Sono nato senza sapere e ho avuto solo un po' di tempo per cambiare questo stato di cose di tanto in tanto.
Certamente l'apprendimento rimane, comunque, un fatto estremamente personale ed intimo, ma che non sarebbe possibile senza dei maestri che insegnano non a replicare delle risposte, ma a porsi delle domande. Non è solo il fatto che io e i miei amici siamo alla scoperta, insieme, dentro quella stanza, ma anche che è possibile un confronto tra noi per testimoniarci ciò che ognuno di noi ha scoperto nel suo dettaglio. In questo senso, questi sono i veri maestri.
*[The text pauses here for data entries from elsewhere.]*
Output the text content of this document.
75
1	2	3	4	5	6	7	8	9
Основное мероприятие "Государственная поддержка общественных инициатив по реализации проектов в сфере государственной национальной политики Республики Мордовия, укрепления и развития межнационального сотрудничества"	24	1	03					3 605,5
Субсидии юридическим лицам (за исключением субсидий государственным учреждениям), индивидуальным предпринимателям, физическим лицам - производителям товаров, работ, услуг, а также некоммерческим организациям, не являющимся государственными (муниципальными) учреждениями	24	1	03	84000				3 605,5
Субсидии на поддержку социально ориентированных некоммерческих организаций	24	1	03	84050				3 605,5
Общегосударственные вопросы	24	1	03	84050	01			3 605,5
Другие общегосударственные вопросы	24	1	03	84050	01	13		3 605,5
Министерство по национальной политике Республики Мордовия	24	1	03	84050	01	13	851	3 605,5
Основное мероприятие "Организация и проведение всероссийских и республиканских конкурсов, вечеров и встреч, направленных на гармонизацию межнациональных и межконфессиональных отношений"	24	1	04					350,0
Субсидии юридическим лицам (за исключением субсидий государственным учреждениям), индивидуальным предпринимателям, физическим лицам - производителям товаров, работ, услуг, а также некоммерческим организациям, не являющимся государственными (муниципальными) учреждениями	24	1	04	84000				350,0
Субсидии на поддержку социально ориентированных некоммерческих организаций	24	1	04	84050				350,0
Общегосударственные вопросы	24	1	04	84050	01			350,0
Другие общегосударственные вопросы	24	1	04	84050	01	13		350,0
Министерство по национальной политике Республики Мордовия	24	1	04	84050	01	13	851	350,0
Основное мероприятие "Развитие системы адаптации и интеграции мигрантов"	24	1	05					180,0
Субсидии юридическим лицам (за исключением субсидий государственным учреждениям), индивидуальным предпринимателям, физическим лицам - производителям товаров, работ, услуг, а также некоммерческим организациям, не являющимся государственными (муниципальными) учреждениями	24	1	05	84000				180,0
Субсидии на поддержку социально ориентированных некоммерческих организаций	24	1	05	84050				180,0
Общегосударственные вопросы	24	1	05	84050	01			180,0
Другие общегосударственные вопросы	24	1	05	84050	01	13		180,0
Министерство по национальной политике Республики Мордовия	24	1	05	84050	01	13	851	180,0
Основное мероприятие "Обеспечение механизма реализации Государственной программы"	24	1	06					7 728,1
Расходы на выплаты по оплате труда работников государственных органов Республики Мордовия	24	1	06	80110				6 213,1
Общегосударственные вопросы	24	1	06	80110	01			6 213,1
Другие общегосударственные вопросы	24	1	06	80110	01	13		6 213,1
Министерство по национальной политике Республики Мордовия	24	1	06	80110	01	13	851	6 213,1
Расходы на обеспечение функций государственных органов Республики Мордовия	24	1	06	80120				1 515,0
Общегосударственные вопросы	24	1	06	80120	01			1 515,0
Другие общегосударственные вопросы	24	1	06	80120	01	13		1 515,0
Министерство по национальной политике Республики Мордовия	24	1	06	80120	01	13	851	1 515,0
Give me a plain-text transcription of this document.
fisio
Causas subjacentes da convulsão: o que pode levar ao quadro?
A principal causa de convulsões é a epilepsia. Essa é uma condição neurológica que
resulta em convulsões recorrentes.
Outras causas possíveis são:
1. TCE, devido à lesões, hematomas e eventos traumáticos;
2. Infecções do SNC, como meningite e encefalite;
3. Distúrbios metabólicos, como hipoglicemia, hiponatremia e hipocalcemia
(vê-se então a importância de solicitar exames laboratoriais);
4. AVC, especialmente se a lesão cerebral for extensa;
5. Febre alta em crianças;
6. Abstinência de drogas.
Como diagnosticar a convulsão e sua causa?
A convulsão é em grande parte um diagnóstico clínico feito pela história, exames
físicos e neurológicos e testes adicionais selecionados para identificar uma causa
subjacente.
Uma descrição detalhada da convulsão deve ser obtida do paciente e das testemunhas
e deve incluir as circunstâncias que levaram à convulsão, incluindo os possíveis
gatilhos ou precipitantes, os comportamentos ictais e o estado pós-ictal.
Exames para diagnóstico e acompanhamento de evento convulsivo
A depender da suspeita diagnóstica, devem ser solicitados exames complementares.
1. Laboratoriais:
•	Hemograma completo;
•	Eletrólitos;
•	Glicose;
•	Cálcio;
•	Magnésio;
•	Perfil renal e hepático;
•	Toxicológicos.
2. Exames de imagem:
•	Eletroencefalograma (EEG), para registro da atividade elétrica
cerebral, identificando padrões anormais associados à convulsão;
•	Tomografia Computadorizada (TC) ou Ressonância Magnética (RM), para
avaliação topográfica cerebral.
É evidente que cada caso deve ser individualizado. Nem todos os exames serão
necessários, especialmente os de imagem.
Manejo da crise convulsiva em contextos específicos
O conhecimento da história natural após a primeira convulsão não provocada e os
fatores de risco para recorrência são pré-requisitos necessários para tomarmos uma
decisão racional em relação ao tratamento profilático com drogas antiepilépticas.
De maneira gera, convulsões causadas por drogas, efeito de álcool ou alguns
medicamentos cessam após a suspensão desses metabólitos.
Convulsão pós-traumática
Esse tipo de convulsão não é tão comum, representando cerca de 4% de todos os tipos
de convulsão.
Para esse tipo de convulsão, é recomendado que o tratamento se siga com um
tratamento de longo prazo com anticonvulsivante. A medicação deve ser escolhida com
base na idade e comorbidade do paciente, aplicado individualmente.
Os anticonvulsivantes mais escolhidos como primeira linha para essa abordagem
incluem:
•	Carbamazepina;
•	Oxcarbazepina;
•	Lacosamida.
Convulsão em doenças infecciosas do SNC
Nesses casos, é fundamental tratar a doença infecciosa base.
Scrive Einstein nel 1936 in una lettera ad una sua studentessa: Chiunque sia veramente impegnato nel lavoro scientifico si convince che le leggi della natura manifestano l’esistenza di uno Spirito immensamente superiore a quello dell’uomo, e di fronte al quale noi, con le nostre modeste facoltà, dobbiamo essere umili. Certamente il dio descritto da Einstein è più simile a un principio universale o a una forza cosmica che governa l'universo, ma sono evidenti anche nelle sue parole da agnostico i tratti della metafora della stanza: l'esperienza dello studio in sé può essere approfondimento del rapporto con Dio. In questi mesi è stato bello poter verificare che siamo fatti per conoscere e amare, che c'è un'intrinseca gratificazione nel conoscere attraverso l'impegno e la fatica, come se questo modo di apprendere fosse pensato apposta per noi.